As part of Third Church’s continuing anti-racism efforts, the Adult Spiritual Formation Committee is sharing reviews of books about race and/or by BIPOC authors. If you would be willing to write a brief review of a book that has opened new perspectives to you, please contact Becky D’Angelo-Veitch.
Unsettling Truths: The Ongoing, Dehumanizing Legacy of the Doctrine of Discovery by Mark Charles and Soong-Chan Rah
Reviewed by Becka Fergusson-Lutz
In the mid-19th century my great-great-grandparents moved from eastern Germany (then Pomerania) to present-day Romania/Moldova to establish communities for German Baptists. About fifty years later, his entire clan moved from their tiny village on the shores of the Black Sea to the prairies of the Midwest. In 1898, my great-grandfather Thomas Lutz received 160 acres in Carrington, North Dakota, through the Homestead Act. Per the government mandate, he dug a well and began cultivating the land, to “improve” it.
I’d like to think that Thomas Lutz understood the social and political context in which he was inserting himself. I’d like to think that he was empathetic to the plight of the Native peoples, or that at the very least he was wholly ignorant that he was co-opting the land of others. But I’m not sure that he did, and that’s hard for me to accept. While I have no historical proof of his motives, my hunch is that my great-grandfather—a man of stalwart faith, who had planted and pastored many churches in South Russia—saw only continued opportunities to plant more churches and bring his faith to a new continent.
The book Unsettling Truths: The Ongoing, Dehumanizing Legacy of the Doctrine of Discovery by Mark Charles and Soong-Chan Rah traces the origins of the Doctrine of Discovery from an edict by Pope Nicholas V in 1452 to the notion of Manifest Destiny to the New Jim Crow. The Doctrine of Discovery actually has its origins in the philosophies of early church “fathers,” who helped to normalize the notion that “exceptional Christian rulers governing the City of Man could operate in violence and war as long as they had the support of the church” (64-65). Over time, European (white) supremacy became bound up with evangelism; by converting “savages” to Christianity, Europeans could “civilize” them. The mode or method of that conversion was inconsequential; what mattered was creating “the kingdom of God on earth.”
That is unsettling enough, but it gets even trickier for me:
In the mid-1930s, my grandfather Frederick Lutz came to Rochester with his younger brother Gustav to study at the Rochester Theological Seminary, which for many decades had a German-language division. Fred never finished seminary, but Gustav graduated and obtained ordination in 1940 and served a short time as the pastor of a small Baptist congregation in northern New Jersey before he voluntarily enlisted in the U.S. Army as a chaplain. Tragically, Gus was killed in April 1945, just weeks before the cessation of the war in Europe, at the Battle of Remagen in Belgium.
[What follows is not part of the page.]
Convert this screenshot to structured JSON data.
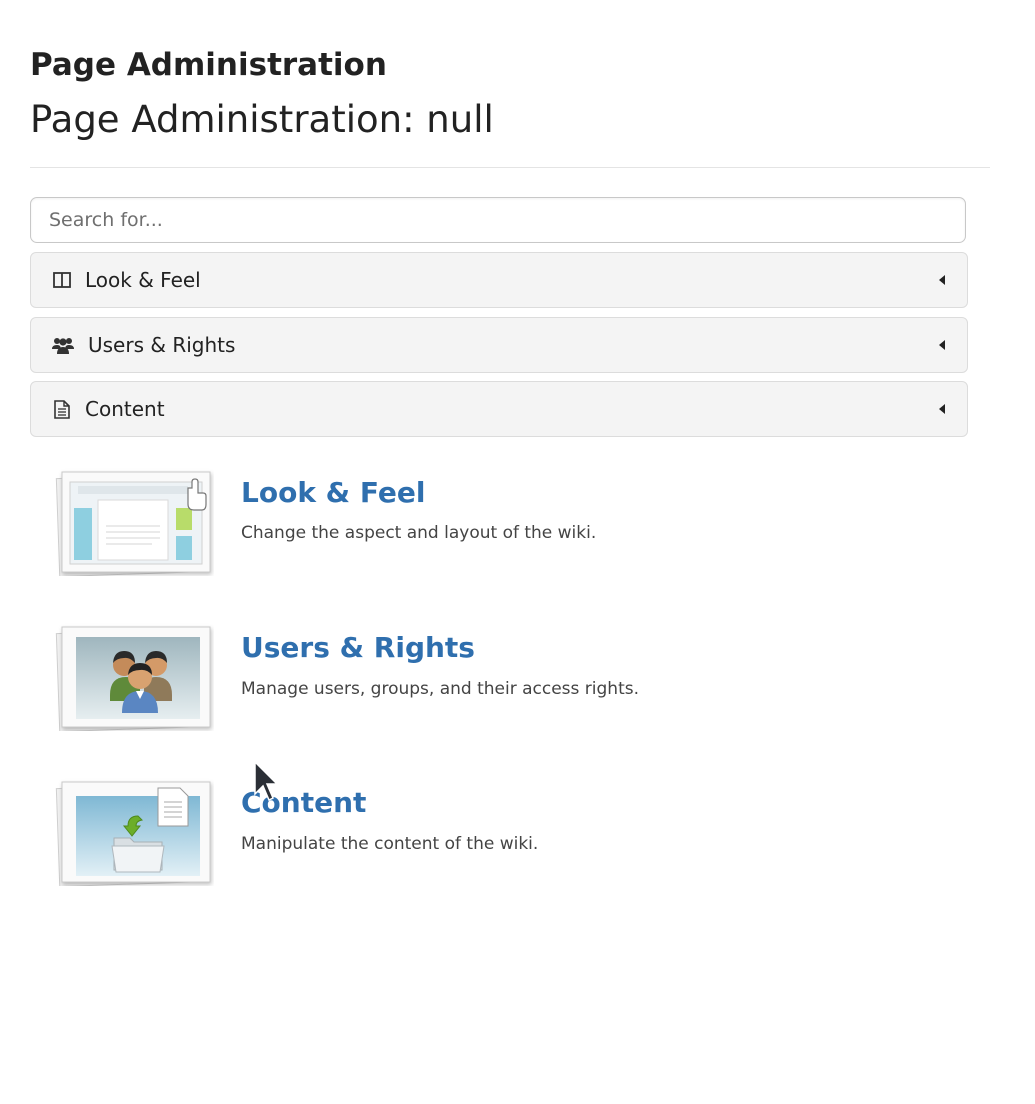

As first-generation German-Americans, my grandfather and his siblings were avowed anti-Nazis. They clearly saw Nazism as a bastardization of the ideals of Christianity, and they had no trouble reconciling their heritage and their nationality because they understood that God had brought their family to North America for a particular purpose: to spread the Good News and win souls for Christ. They worked hard to embody every American virtue, which included volunteering for national service to fight the forces of evil.
My grandfather would be horrified if confronted with the brutal statistical reality that the war of discovery—which essentially brought his family to the U.S.—has a whopping 96 percent rate of genocide, whereas Nazi Germany had a genocide rate of 35 percent for Jewish people (p. 162). If my grandfather and great-uncle Gus had known that they were a part of a genocidal process far larger than the Final Solution, they would be heart-broken. They saw themselves as God’s freedom fighters, and Gus as a kind of sacrificial lamb to the greater cause of restoring justice. This, quite frankly, upends our family’s narrative as being a part of God’s plan for the greater good.
Faced with the enormity of this realization, that I hail from people who benefited directly from the subjugation and destruction of others while at the same time heralding themselves as holy warriors, I don’t quite know what to do. This discomfort is precisely the goal of this book; the authors ask us to come to terms with the bad theology that has brought us to where we are today. As faithful Christians, we all need to interrogate our genealogical narratives and come to terms with our individual culpability in a larger framework of collective sin. That starts by heeding the call to humble ourselves and lament, because “without lament, human effort and human success emerge as the driving force in the activity of the church” (p. 9).